Impostos diretos podem corrigir injustiça tributária, avaliam especialistas

A Constituição Federal de 1988 tem dois instrumentos que podem reduzir o peso dos impostos sobre as pessoas com menor renda e propiciar maior contribuição daqueles que tem mais rendimentos, patrimônio e se beneficiam diretamente das melhorias feitas pelo Estado. Os constituintes estabeleceram o imposto sobre fortuna e a contribuição de melhoria.
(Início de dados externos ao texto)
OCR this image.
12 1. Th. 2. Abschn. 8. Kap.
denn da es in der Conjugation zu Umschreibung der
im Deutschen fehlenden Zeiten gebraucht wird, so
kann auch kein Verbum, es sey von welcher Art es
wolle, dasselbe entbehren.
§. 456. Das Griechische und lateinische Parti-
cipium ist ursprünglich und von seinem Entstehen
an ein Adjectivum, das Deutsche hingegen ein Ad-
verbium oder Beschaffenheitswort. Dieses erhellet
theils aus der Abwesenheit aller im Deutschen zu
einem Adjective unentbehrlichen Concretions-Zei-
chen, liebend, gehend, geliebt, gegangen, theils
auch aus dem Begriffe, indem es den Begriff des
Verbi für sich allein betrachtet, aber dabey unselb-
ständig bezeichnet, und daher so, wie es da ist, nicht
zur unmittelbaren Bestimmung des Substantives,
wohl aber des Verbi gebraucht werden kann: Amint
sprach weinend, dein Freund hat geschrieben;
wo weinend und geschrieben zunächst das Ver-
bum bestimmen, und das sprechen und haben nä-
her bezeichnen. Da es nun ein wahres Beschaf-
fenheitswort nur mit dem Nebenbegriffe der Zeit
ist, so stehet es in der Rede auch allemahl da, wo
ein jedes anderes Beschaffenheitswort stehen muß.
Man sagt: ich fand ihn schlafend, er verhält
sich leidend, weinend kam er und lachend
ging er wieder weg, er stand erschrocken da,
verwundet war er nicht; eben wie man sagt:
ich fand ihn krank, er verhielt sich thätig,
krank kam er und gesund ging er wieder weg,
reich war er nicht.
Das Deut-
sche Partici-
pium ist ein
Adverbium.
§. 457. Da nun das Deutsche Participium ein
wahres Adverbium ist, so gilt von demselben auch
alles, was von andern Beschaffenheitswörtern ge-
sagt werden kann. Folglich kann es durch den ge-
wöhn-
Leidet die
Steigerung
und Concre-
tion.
Mas tais mecanismos continuam sem regulamentação.

A Constituição prevê inclusive que a tributação deverá ser proporcional à condição socioeconômica do contribuinte. “Sempre que possível, os impostos terão caráter pessoal e serão graduados segundo a capacidade econômica do contribuinte, facultado à administração tributária, especialmente para conferir efetividade a esses objetivos, identificar, respeitados os direitos individuais e nos termos da lei, o patrimônio, os rendimentos e as atividades econômicas do contribuinte”, diz o artigo nº 145.
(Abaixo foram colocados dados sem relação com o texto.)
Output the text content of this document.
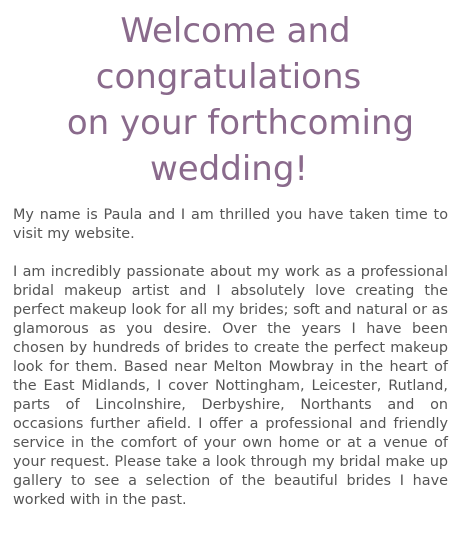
Welcome and
congratulations
on your forthcoming
wedding!

My name is Paula and I am thrilled you have taken time to visit my website.

I am incredibly passionate about my work as a professional bridal makeup artist and I absolutely love creating the perfect makeup look for all my brides; soft and natural or as glamorous as you desire. Over the years I have been chosen by hundreds of brides to create the perfect makeup look for them. Based near Melton Mowbray in the heart of the East Midlands, I cover Nottingham, Leicester, Rutland, parts of Lincolnshire, Derbyshire, Northants and on occasions further afield. I offer a professional and friendly service in the comfort of your own home or at a venue of your request. Please take a look through my bridal make up gallery to see a selection of the beautiful brides I have worked with in the past.
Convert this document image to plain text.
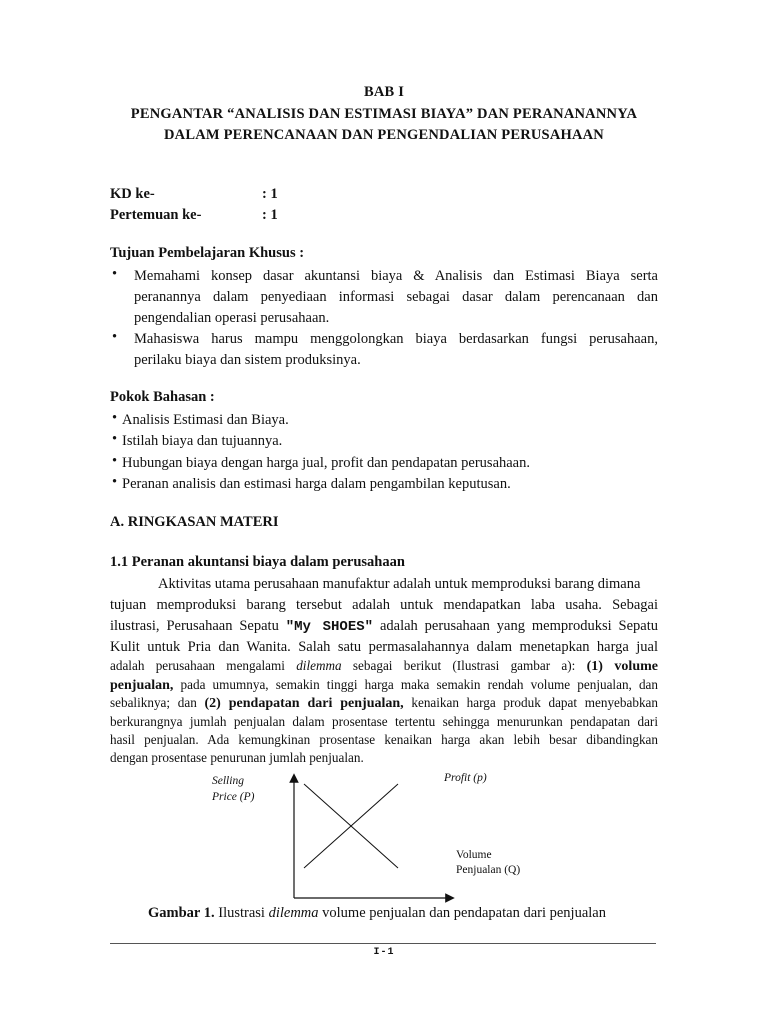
BAB I
PENGANTAR “ANALISIS DAN ESTIMASI BIAYA” DAN PERANANANNYA
DALAM PERENCANAAN DAN PENGENDALIAN PERUSAHAAN
KD ke-	: 1
Pertemuan ke-	: 1
Tujuan Pembelajaran Khusus :
• Memahami konsep dasar akuntansi biaya & Analisis dan Estimasi Biaya serta
peranannya dalam penyediaan informasi sebagai dasar dalam perencanaan dan
pengendalian operasi perusahaan.
• Mahasiswa harus mampu menggolongkan biaya berdasarkan fungsi perusahaan,
perilaku biaya dan sistem produksinya.
Pokok Bahasan :
• Analisis Estimasi dan Biaya.
• Istilah biaya dan tujuannya.
• Hubungan biaya dengan harga jual, profit dan pendapatan perusahaan.
• Peranan analisis dan estimasi harga dalam pengambilan keputusan.
A. RINGKASAN MATERI
1.1 Peranan akuntansi biaya dalam perusahaan
Aktivitas utama perusahaan manufaktur adalah untuk memproduksi barang dimana
tujuan memproduksi barang tersebut adalah untuk mendapatkan laba usaha. Sebagai
ilustrasi, Perusahaan Sepatu "My SHOES" adalah perusahaan yang memproduksi Sepatu
Kulit untuk Pria dan Wanita. Salah satu permasalahannya dalam menetapkan harga jual
adalah perusahaan mengalami dilemma sebagai berikut (Ilustrasi gambar a): (1) volume
penjualan, pada umumnya, semakin tinggi harga maka semakin rendah volume penjualan, dan
sebaliknya; dan (2) pendapatan dari penjualan, kenaikan harga produk dapat menyebabkan
berkurangnya jumlah penjualan dalam prosentase tertentu sehingga menurunkan pendapatan dari
hasil penjualan. Ada kemungkinan prosentase kenaikan harga akan lebih besar dibandingkan
dengan prosentase penurunan jumlah penjualan.
Selling
Price (P)
Profit (p)
Volume
Penjualan (Q)
Gambar 1. Ilustrasi dilemma volume penjualan dan pendapatan dari penjualan
I-1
Apesar dos dois mecanismos constitucionais (criados há 21 anos), segundo especialistas, não há movimento aparente no Congresso Nacional para regulamentar os artigos e gerar maior equilíbrio tributário. “O que falta é vontade política para aplicar. Não se aplica porque o sistema político não quer ser controlado. O sistema político é para que o estado concentre renda e riqueza”, critica o professor e economista Adriano Biava, da Universidade de São Paulo (USP).

Para Amir Kahir, consultor na área de finanças públicas, “o domínio das decisões tributárias se dá no Congresso Nacional e a representatividade do parlamento não espelha exatamente os interesses da população, especialmente a população de menor renda. Consequentemente, nunca se conseguirá aprovar o imposto sobre grandes fortunas”.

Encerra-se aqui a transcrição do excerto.